Over the years I've noted a common theme when as parents we become resentful, disappointed and let down that our own children are not
  • appreciating their personal belongings

  • having little sense of money management skills

  • disrespecting their families and authority

  • simply acting as if the world revolves them
As parents, are we being proactive enough in teaching our children responsibility for their own lives?

Is it the parental habits of enabling these behaviors by providing them with the latest gadgets, video games, computers, cell phones only to be replaced with the latest model within a year's time after they're damaged or lost by the child? Or a parent doing the child's homework, cleaning up behind their every mess, just handing out money without teaching the true value of obtaining it themselves? All the while, the child is on information overload, never satisfied and left with wanting more and more

...and we wonder why there are more and more attention deficits, more and more depression. The solution starts with our parenting and the examples and boundaries we're setting for our youth.

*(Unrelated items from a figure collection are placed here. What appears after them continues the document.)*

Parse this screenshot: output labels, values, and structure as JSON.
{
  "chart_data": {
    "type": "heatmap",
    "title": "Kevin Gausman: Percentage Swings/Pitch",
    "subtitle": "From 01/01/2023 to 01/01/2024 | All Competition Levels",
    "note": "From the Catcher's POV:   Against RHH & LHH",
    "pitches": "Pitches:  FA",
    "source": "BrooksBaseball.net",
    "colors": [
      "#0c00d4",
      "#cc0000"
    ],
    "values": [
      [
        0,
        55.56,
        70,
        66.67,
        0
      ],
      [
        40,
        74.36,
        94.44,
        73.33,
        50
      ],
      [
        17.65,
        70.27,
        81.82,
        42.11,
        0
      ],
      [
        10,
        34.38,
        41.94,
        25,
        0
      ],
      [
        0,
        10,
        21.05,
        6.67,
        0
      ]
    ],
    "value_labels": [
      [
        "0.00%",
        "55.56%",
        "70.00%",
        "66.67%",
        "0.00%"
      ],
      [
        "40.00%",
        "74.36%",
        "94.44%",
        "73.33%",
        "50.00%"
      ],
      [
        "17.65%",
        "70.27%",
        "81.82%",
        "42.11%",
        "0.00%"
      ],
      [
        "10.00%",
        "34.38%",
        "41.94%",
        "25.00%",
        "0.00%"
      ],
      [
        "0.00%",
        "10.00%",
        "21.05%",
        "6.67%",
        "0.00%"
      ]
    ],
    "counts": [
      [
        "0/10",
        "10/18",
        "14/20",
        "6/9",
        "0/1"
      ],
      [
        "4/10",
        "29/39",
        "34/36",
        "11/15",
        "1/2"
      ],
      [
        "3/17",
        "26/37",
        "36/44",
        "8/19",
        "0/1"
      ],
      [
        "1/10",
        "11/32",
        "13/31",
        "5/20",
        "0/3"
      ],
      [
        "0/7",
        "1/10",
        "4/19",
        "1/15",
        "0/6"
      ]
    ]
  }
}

Older Generations are complaining about the Newer Generations as if they had little to no part in this. I personally feel there is MUCH responsibility- starting with how we're raising our children from a young age---NOT enabling them being one of the key issues.

Naturally the parent is only wanting to give the child the best and make things "easier" than the way they had it...but who is this truly helping in the long term? It's the parent's responsibility in taking actions prior to the child reaching their teen or adult years. We wait until they're in their adolescence and then decide-"they're old enough now to get it", to start taking responsibility for their lives

...however, they're actually less willing to "get it" at this age and more importantly the patterns have already been created.

Start when they're young.

The best gift you can give your child is creating situations for them to conquer their environment-
Ultimately, a sense of accomplishment, pride and self-worth makes a much happier person than any amount of wealth, fame or materialism. Isn't that what we want the most for our children?

Happiness?

Set your child up for success. Would love to know your take on the book or this subject in general....Happy Reading!